Pre-Camp Jitters – How to Talk to Your Kids about Homesickness
Experts will tell you it’s normal for children to be a little scared when going away to summer camp for the first time. It’s even common for them to be homesick. If your child is having pre-camp jitters, here’s how to talk about homesickness.
Explain to your children that you won’t come to get them unless there’s an emergency or unless it’s the end of the session. While it may be normal for children to be homesick, as well as for parents to get kid-sick, they need to stay the course.
If you do talk with your child, don’t mention how much you miss them or give them bad news. Ask them about what they’re doing, if they’ve made new friends, and what their favorite part of camp is.
Reassure your child that other children are probably feeling the same way, especially if they’ve never been away to camp before. Knowing they’re not the only one to get homesick will help them feel less like they’re being a baby.

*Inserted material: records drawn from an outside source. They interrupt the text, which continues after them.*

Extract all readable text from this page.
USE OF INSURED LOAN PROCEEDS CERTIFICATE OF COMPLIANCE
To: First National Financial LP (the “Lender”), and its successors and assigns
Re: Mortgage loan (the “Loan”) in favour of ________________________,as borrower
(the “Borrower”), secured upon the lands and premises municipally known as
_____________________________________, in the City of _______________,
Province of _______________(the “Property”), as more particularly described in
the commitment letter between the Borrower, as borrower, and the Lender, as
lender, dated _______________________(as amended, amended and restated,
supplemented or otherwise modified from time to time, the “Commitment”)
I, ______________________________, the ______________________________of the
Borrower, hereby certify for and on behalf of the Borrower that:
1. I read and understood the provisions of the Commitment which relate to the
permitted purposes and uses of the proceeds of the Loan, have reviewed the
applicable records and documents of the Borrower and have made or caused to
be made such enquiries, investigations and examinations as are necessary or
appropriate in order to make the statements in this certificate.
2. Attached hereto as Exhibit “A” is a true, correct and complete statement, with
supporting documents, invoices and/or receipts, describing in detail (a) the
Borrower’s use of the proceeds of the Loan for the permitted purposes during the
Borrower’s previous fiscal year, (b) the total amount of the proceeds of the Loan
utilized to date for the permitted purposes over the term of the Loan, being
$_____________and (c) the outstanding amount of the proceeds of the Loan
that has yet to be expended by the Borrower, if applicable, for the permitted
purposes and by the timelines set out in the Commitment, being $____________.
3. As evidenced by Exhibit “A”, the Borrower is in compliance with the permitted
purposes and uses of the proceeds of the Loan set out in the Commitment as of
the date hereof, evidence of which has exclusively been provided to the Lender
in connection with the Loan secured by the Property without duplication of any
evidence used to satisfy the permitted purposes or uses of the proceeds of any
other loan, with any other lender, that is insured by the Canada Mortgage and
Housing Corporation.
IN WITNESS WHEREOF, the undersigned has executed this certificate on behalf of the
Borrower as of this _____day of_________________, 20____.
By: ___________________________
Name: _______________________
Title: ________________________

Ask your child what is giving them the jitters. Some children worry about being away from friends and family. If they’re very attached to their pets, this may be another reason they’re having second thoughts. Listen to your child’s concerns and see if you can find a plan to deal with those issues.
Take out any literature you may have or visit the camp’s website to remind your child about why you chose this camp, how excited they were about going, and all the activities they were looking forward to doing.
Suggest they talk to friends who have been away at camp. They may have ideas to help your child cope with homesickness that worked for them.
Think back to an occasion where you felt homesick as a child. Tell them about how you felt but explain that you soon overcame your homesickness because you were having such a great time.
Reassure your kids that no matter how far apart you are from the rest of the family, you love them, you’re proud of them, and summer camp will be over before they know it.
Before you drop your child off at summer camp, talk with their counselor or camp director. Ask them what their procedure is for very homesick children. They’ll be able to determine if your child is homesick enough to warrant a call to you or not.
If you’ve prepared your child by using the ideas above, they probably won’t be as homesick as they think they’ll be. It’s not uncommon for children to have pre-camp jitters, but knowing how to talk to your kids about homesickness may make the jitters go away.
So there you have it, a complete Summer Camp Guide for Parents. We hope that your child makes wonderful summer camp memories this sumner that will last a lifetime!